O que ainda está na memória estática desses grupos são os acordos entre militares e oligarcas do final do século XIX, e o alinhamento incondicional com os Estados Unidos do pós-Segunda Guerra, quando o Brasil passou a ser o paraíso dos bens supérfluos, interrompendo o processo de industrialização de produtos que substituíssem os importados, e foi rebocado para o transporte sobre pneus, que nos encurralou em sempre insuficientes ruas e rodovias. E há quem atribua o problema dos congestionamentos aos pobres que agora estão podendo comprar carro.

Dentre os fatores que animaram a maioria da população a aproximar-se sucessivamente da vida participativa estão, certamente, a Constituição Cidadã de 1988 e as políticas públicas de promoção da mobilidade social. Essas duas conquistas levaram as pessoas a quererem usufruir dos seus direitos civis e das liberdades de empreender, o que se tornou possível com a criação de novos grupos sociais que disputam espaços de dominância política. Enquanto isso, a mentalidade do servo, do escravo, vai deixando de fazer parte das relações econômicas, e novos militares descobrem a mancha deixada pelas ditaduras na honra da caserna e não aceitam mais apoiar regimes de exceção.

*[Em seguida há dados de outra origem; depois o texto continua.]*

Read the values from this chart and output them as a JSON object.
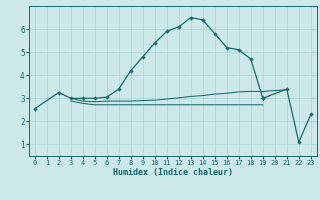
{
  "xlabel": "Humidex (Indice chaleur)",
  "background_color": "#cce8e8",
  "line_color": "#1a6b6b",
  "grid_color": "#aad4d4",
  "xlim": [
    -0.5,
    23.5
  ],
  "ylim": [
    0.5,
    7.0
  ],
  "yticks": [
    1,
    2,
    3,
    4,
    5,
    6
  ],
  "xticks": [
    0,
    1,
    2,
    3,
    4,
    5,
    6,
    7,
    8,
    9,
    10,
    11,
    12,
    13,
    14,
    15,
    16,
    17,
    18,
    19,
    20,
    21,
    22,
    23
  ],
  "main_line": {
    "x": [
      0,
      2,
      3,
      4,
      5,
      6,
      7,
      8,
      9,
      10,
      11,
      12,
      13,
      14,
      15,
      16,
      17,
      18,
      19
    ],
    "y": [
      2.55,
      3.25,
      3.0,
      3.0,
      3.0,
      3.05,
      3.4,
      4.2,
      4.8,
      5.4,
      5.9,
      6.1,
      6.5,
      6.4,
      5.8,
      5.2,
      5.1,
      4.7,
      3.0
    ]
  },
  "tail_line": {
    "x": [
      19,
      21,
      22,
      23
    ],
    "y": [
      3.0,
      3.4,
      1.1,
      2.3
    ]
  },
  "upper_flat": {
    "x": [
      3,
      4,
      5,
      6,
      7,
      8,
      9,
      10,
      11,
      12,
      13,
      14,
      15,
      16,
      17,
      18,
      19,
      21
    ],
    "y": [
      3.0,
      2.88,
      2.85,
      2.88,
      2.88,
      2.88,
      2.9,
      2.92,
      2.97,
      3.02,
      3.08,
      3.12,
      3.18,
      3.22,
      3.28,
      3.3,
      3.3,
      3.37
    ]
  },
  "lower_flat": {
    "x": [
      3,
      4,
      5,
      6,
      7,
      8,
      9,
      10,
      11,
      12,
      13,
      14,
      15,
      16,
      17,
      18,
      19
    ],
    "y": [
      2.88,
      2.78,
      2.72,
      2.72,
      2.72,
      2.72,
      2.72,
      2.72,
      2.72,
      2.72,
      2.72,
      2.72,
      2.72,
      2.72,
      2.72,
      2.72,
      2.72
    ]
  }
}
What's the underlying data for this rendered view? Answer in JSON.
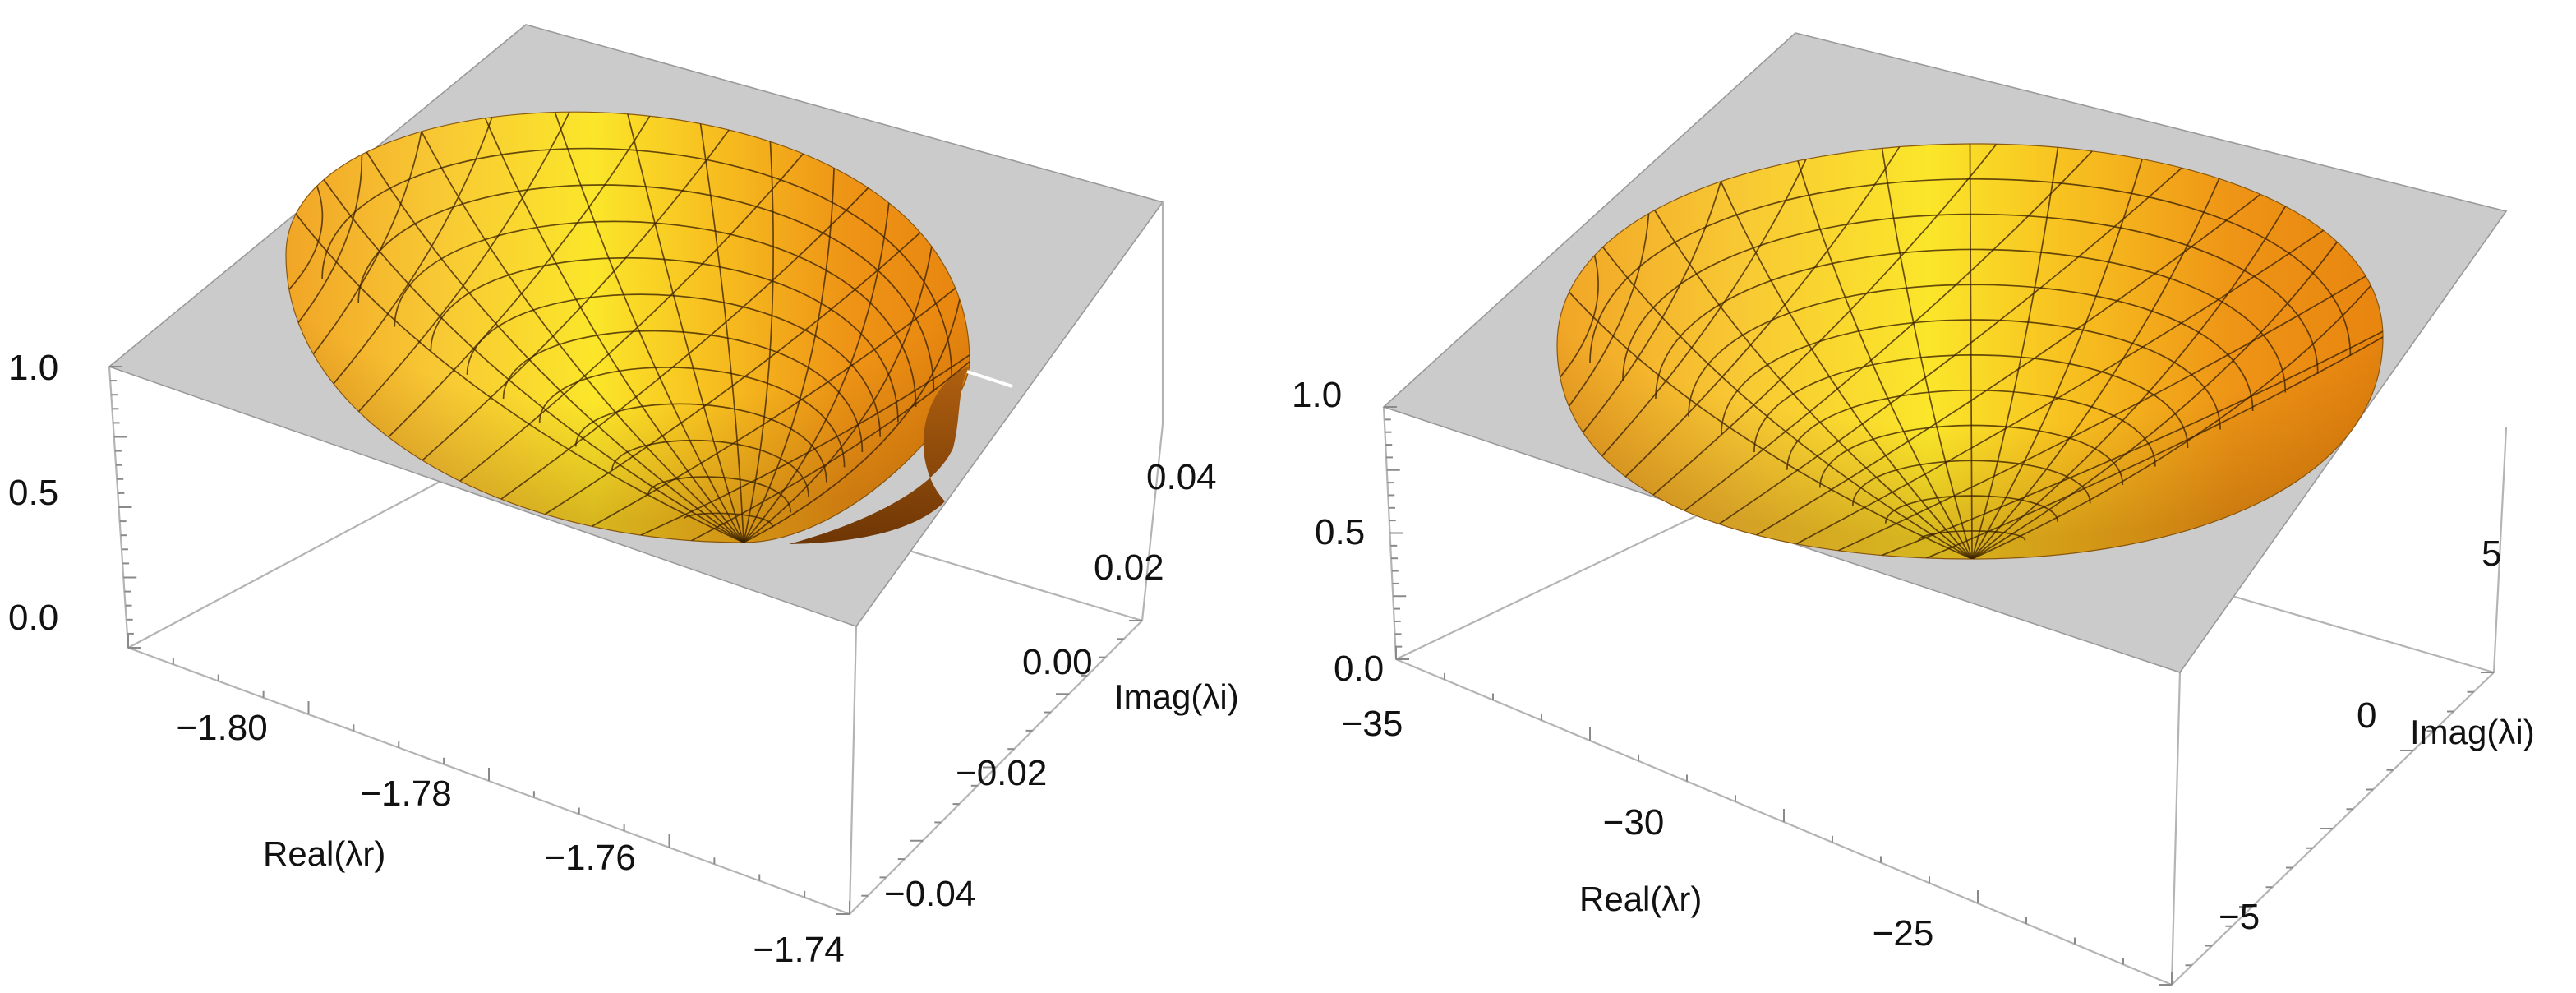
{
  "chart_data": [
    {
      "type": "surface3d",
      "xlabel": "Real(λr)",
      "ylabel": "Imag(λi)",
      "zlabel": "",
      "x_ticks": [
        "−1.80",
        "−1.78",
        "−1.76",
        "−1.74"
      ],
      "y_ticks": [
        "−0.04",
        "−0.02",
        "0.00",
        "0.02",
        "0.04"
      ],
      "z_ticks": [
        "0.0",
        "0.5",
        "1.0"
      ],
      "xlim": [
        -1.81,
        -1.74
      ],
      "ylim": [
        -0.05,
        0.05
      ],
      "zlim": [
        0,
        1
      ],
      "surface": "cardioid-shaped bowl",
      "colors": {
        "light": "#fbe62a",
        "mid": "#f4b225",
        "dark": "#d97410",
        "plane": "#cbcbcb"
      }
    },
    {
      "type": "surface3d",
      "xlabel": "Real(λr)",
      "ylabel": "Imag(λi)",
      "zlabel": "",
      "x_ticks": [
        "−35",
        "−30",
        "−25"
      ],
      "y_ticks": [
        "−5",
        "0",
        "5"
      ],
      "z_ticks": [
        "0.0",
        "0.5",
        "1.0"
      ],
      "xlim": [
        -36,
        -22
      ],
      "ylim": [
        -8,
        8
      ],
      "zlim": [
        0,
        1
      ],
      "surface": "round bowl",
      "colors": {
        "light": "#fbe62a",
        "mid": "#f4b225",
        "dark": "#d97410",
        "plane": "#cbcbcb"
      }
    }
  ]
}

Com os pilares da servidão e da ditadura abalados, os grupos dominantes tradicionais entram em choque com os novos grupos dominantes e, numa luta fraticida pelo poder, arriscam perder os dedos para não entregarem os anéis. A tensão política existe, mas não é luta de classes, entre ricos e pobres, nem de comunismo contra capitalismo, é fruto de egoísmo social. Desprovidos de requinte cultural, pobres esteticamente e nivelados pela comunicação de massa, os tradicionais grupos dominantes brasileiros só conseguiam se distinguir dos grupos dominados, através da ostentação, do consumismo e dos hábitos de desperdício. O conflito que os leva a gastar energia fomentando situações apocalípticas está na perda de exclusividade do seu padrão de desejos vazios, copiado pelo que consideram um monte de pobres, que agora deram para viajar de avião e comer barrinha diet.

O estímulo à criação de um clima de guerra civil, com o intuito de produzir a impressão de falta de ordem e, consequentemente, falta de autoridade, tem efeitos diretos na instabilidade das instituições, no sistema democrático, na economia e na própria política. E não adianta fingir que isso é coisa de ativismo alienado em convergência com aproveitadores de plantão. A evolução da teoria do caos tem demonstrado que mesmo os comportamentos aparentemente aleatórios e imprevisíveis procedem de acordo com regras precisas. E na política não é diferente. É preciso que os grupos sociais se acostumem com o fato de que o poder hoje em dia vai tendo que ser cada vez mais compartilhado.